PFI submits comments on minimum pellet fuel requirements in NSPS
On Jan. 14, the Pellet Fuels Institute continued its ongoing effort to eliminate the inclusion of minimum pellet fuel requirements in the New Source Performance Standard by submitting written comments to the U.S. EPA prior to the comment deadline.
“Our submitted comments are simply a refrain of the position that the PFI has held and argued for since at least 2015,” said PFI Executive Director Tim Portz. “Including minimum pellet fuel requirements in federal regulation will not advance the aims of the Clean Air Act and will unfairly burden pellet manufacturers with compliance requirements not born by any other fuel type in the wood heat category.”
The PFI has long been an advocate for pellet standards as a means of guaranteeing the availability of high-quality wood pellets in the marketplace, developing in concert with state and federal regulators the world’s most robust pellet standards program. “The challenge for the PFI is helping stakeholders in the regulatory community understand that our opposition is not to standards or minimum requirements, but to codifying those standards and requirements within a piece of federal regulation,” said Portz.
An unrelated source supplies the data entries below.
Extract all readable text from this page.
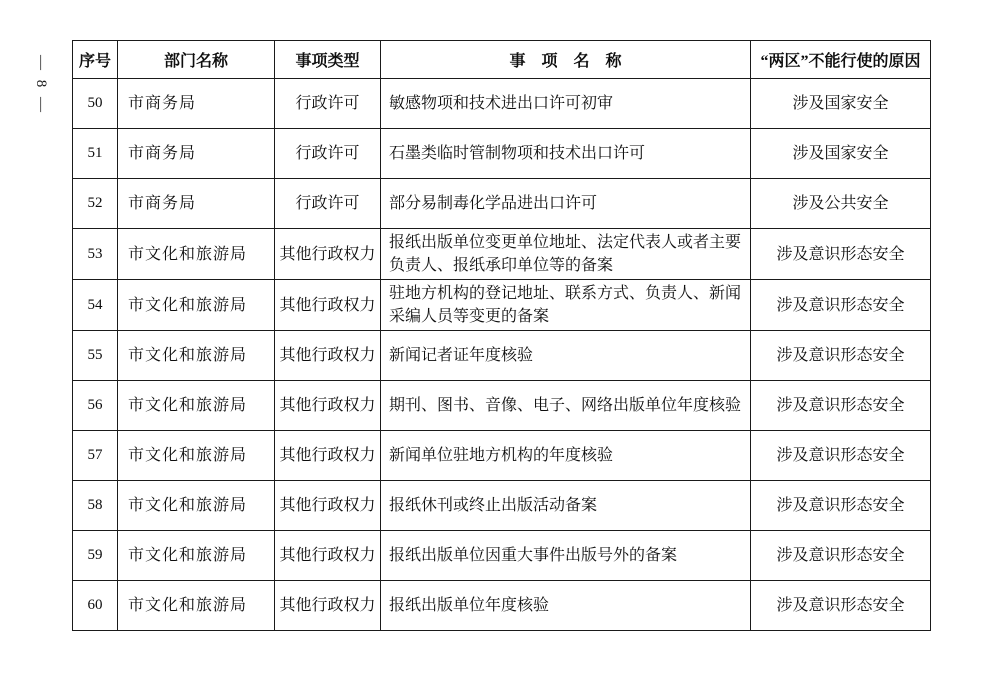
— 8 —	序号	部门名称	事项类型	事　项　名　称	“两区”不能行使的原因
50	市商务局	行政许可	敏感物项和技术进出口许可初审	涉及国家安全
51	市商务局	行政许可	石墨类临时管制物项和技术出口许可	涉及国家安全
52	市商务局	行政许可	部分易制毒化学品进出口许可	涉及公共安全
53	市文化和旅游局	其他行政权力	报纸出版单位变更单位地址、法定代表人或者主要负责人、报纸承印单位等的备案	涉及意识形态安全
54	市文化和旅游局	其他行政权力	驻地方机构的登记地址、联系方式、负责人、新闻采编人员等变更的备案	涉及意识形态安全
55	市文化和旅游局	其他行政权力	新闻记者证年度核验	涉及意识形态安全
56	市文化和旅游局	其他行政权力	期刊、图书、音像、电子、网络出版单位年度核验	涉及意识形态安全
57	市文化和旅游局	其他行政权力	新闻单位驻地方机构的年度核验	涉及意识形态安全
58	市文化和旅游局	其他行政权力	报纸休刊或终止出版活动备案	涉及意识形态安全
59	市文化和旅游局	其他行政权力	报纸出版单位因重大事件出版号外的备案	涉及意识形态安全
60	市文化和旅游局	其他行政权力	报纸出版单位年度核验	涉及意识形态安全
The PFI contends that the EPA lacks the legal authority to promulgate minimum pellet fuel requirements as it has failed to establish how these requirements are or would contribute to a “best system of emissions reduction” for wood heaters, as the EPA is required to do.
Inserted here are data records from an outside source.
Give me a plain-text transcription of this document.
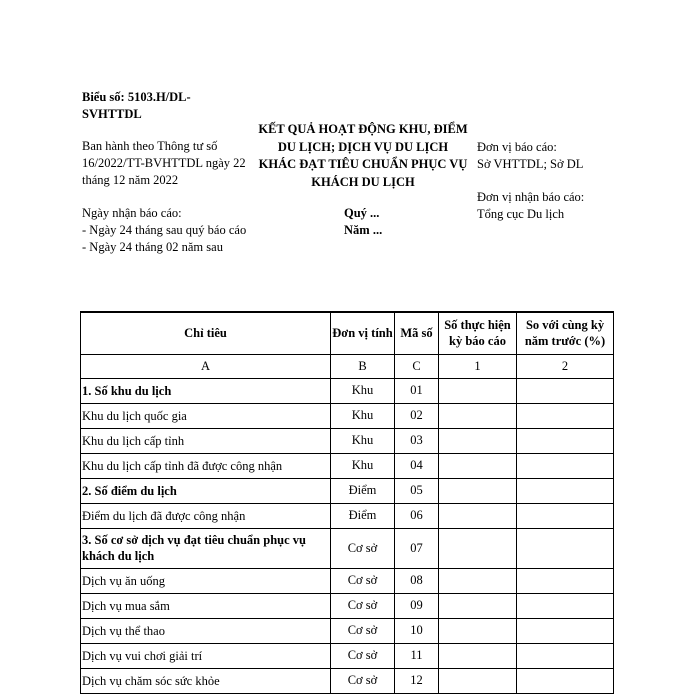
Biểu số: 5103.H/DL-SVHTTDL
Ban hành theo Thông tư số 16/2022/TT-BVHTTDL ngày 22 tháng 12 năm 2022
KẾT QUẢ HOẠT ĐỘNG KHU, ĐIỂM DU LỊCH; DỊCH VỤ DU LỊCH KHÁC ĐẠT TIÊU CHUẨN PHỤC VỤ KHÁCH DU LỊCH
Đơn vị báo cáo:
Sở VHTTDL; Sở DL
Đơn vị nhận báo cáo:
Tổng cục Du lịch
Ngày nhận báo cáo:
- Ngày 24 tháng sau quý báo cáo
- Ngày 24 tháng 02 năm sau
Quý ...
Năm ...
Chỉ tiêu	Đơn vị tính	Mã số	Số thực hiện kỳ báo cáo	So với cùng kỳ năm trước (%)
A	B	C	1	2
1. Số khu du lịch	Khu	01		
Khu du lịch quốc gia	Khu	02		
Khu du lịch cấp tỉnh	Khu	03		
Khu du lịch cấp tỉnh đã được công nhận	Khu	04		
2. Số điểm du lịch	Điểm	05		
Điểm du lịch đã được công nhận	Điểm	06		
3. Số cơ sở dịch vụ đạt tiêu chuẩn phục vụ khách du lịch	Cơ sở	07		
Dịch vụ ăn uống	Cơ sở	08		
Dịch vụ mua sắm	Cơ sở	09		
Dịch vụ thể thao	Cơ sở	10		
Dịch vụ vui chơi giải trí	Cơ sở	11		
Dịch vụ chăm sóc sức khỏe	Cơ sở	12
“Wood pellets are amongst the cleanest burning solid fuel appliances commercially available today,” said Portz. “The inclusion of minimum fuel requirements in federal regulation will not move the needle at all regarding particulate matter from their combustion but it will place a unique burden on the manufacturers of this great fuel product. For that reason, our opposition to their inclusion in federal regulation will continue.”